In January 2015, it was announced that an English and Spanish feed of the channel would launch in the United States and Latin America through a partnership with Alterna’TV. The channel launched on 30 Spanish operators on April 3, 2015. Olympusat added both feeds to its Vemox over-the-top service in the United States in March 2018.

===Africa and the Middle East===

In June 2015, Your Family Entertainment announced plans to launch Fix & Foxi in Africa and the Middle East in English and Arabic, with a French language feed in the works. The channel would re-brand the company's existing yourfamily channel in the market. It first launched in Nigeria on Consat on June 1, 2015. As of 2021, a French-language feed still does not exist and it is possible that the plan to launch such a feed was scrapped.

An English version specific to Sub-Saharan Africa named My TV Toonz debuted on satellite television operator My TV on September 1, 2015. Similarly, a French version specific to the region called Ma Télé Toonz was launched the following month on sister operator Ma Télé.

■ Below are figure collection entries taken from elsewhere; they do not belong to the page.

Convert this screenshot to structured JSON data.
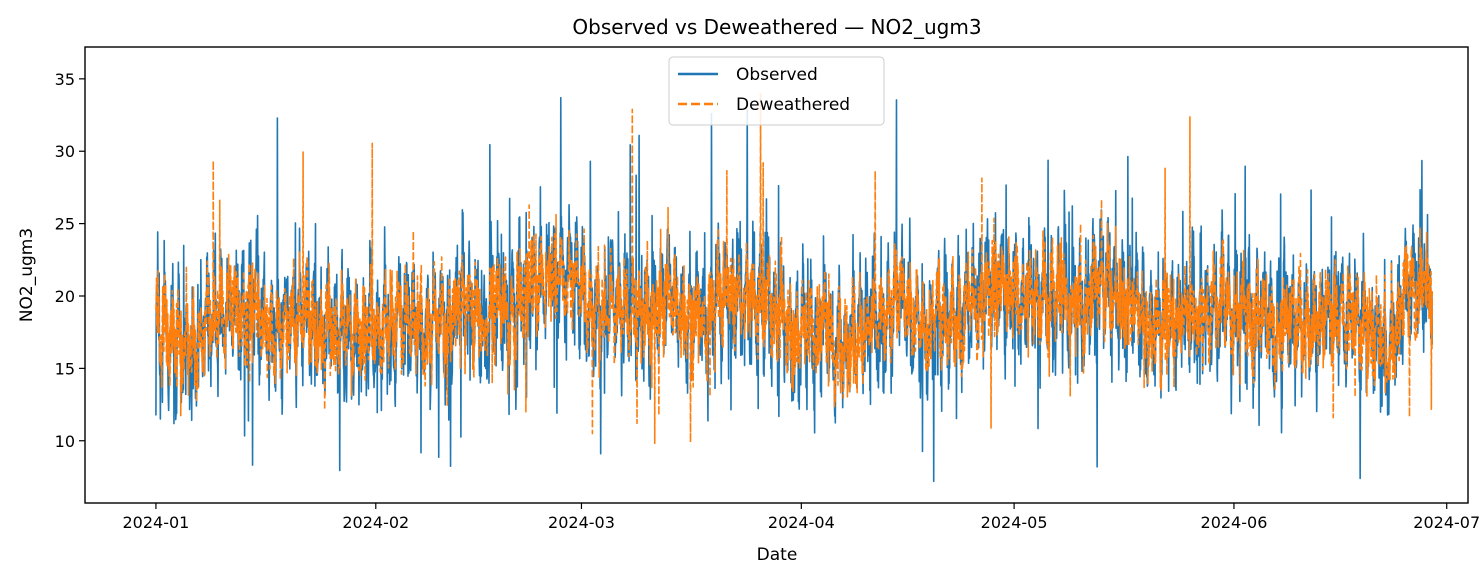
{
  "chart_data": {
    "type": "line",
    "title": "Observed vs Deweathered — NO2_ugm3",
    "xlabel": "Date",
    "ylabel": "NO2_ugm3",
    "x_range": [
      "2023-12-22",
      "2024-07-04"
    ],
    "ylim": [
      5.7,
      37.2
    ],
    "x_ticks": [
      "2024-01-01",
      "2024-02-01",
      "2024-03-01",
      "2024-04-01",
      "2024-05-01",
      "2024-06-01",
      "2024-07-01"
    ],
    "x_tick_labels": [
      "2024-01",
      "2024-02",
      "2024-03",
      "2024-04",
      "2024-05",
      "2024-06",
      "2024-07"
    ],
    "y_ticks": [
      10,
      15,
      20,
      25,
      30,
      35
    ],
    "y_tick_labels": [
      "10",
      "15",
      "20",
      "25",
      "30",
      "35"
    ],
    "grid": false,
    "legend_position": "top-center",
    "frequency": "hourly",
    "series": [
      {
        "name": "Observed",
        "color": "#1f77b4",
        "style": "solid",
        "start": "2024-01-01",
        "end": "2024-06-29",
        "mean": 19.0,
        "typical_range": [
          12,
          27
        ],
        "max": 33.7,
        "min": 7.2
      },
      {
        "name": "Deweathered",
        "color": "#ff7f0e",
        "style": "dashed",
        "start": "2024-01-01",
        "end": "2024-06-29",
        "mean": 19.0,
        "typical_range": [
          14,
          25
        ],
        "max": 35.9,
        "min": 8.5
      }
    ]
  }
}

Citing "harsh market realities", both channels were shut down on February 6, 2017.

The channel launched in the United Arab Emirates through Etisalat's IPTV services eLife TV on November 24, 2015. Cell C launched the channel in South Africa in November 2017.

===Europe===

At MIPCOM 2017, Your Family Entertainment signed a partnership with Telekom Austria Group to offer Fix & Foxi across Central and Eastern Europe through satellite distribution.

Gibtelecom launched the channel in Gibraltar in June 2018.

===Asia-Oceania===

Fix & Foxi channels are operated in SMV FreeSat in Indonesia and Agilasat in the Philippines.

The channel was also available in Hong Kong by I-Cable Communications until 3 April 2021.

The channel was launched on Cignal in the Philippines on 16 November 2024.

== Satellite ==
Fix & Foxi channel transmits through 12 different satellites: Eutelsat 7, Galaxy 19, Fetch TV, Foxtel, TransACT, Freeview, Skynet 5D, NSS-806, Spainsat, Topsat, SKY PerfecTV! and Cignal TV.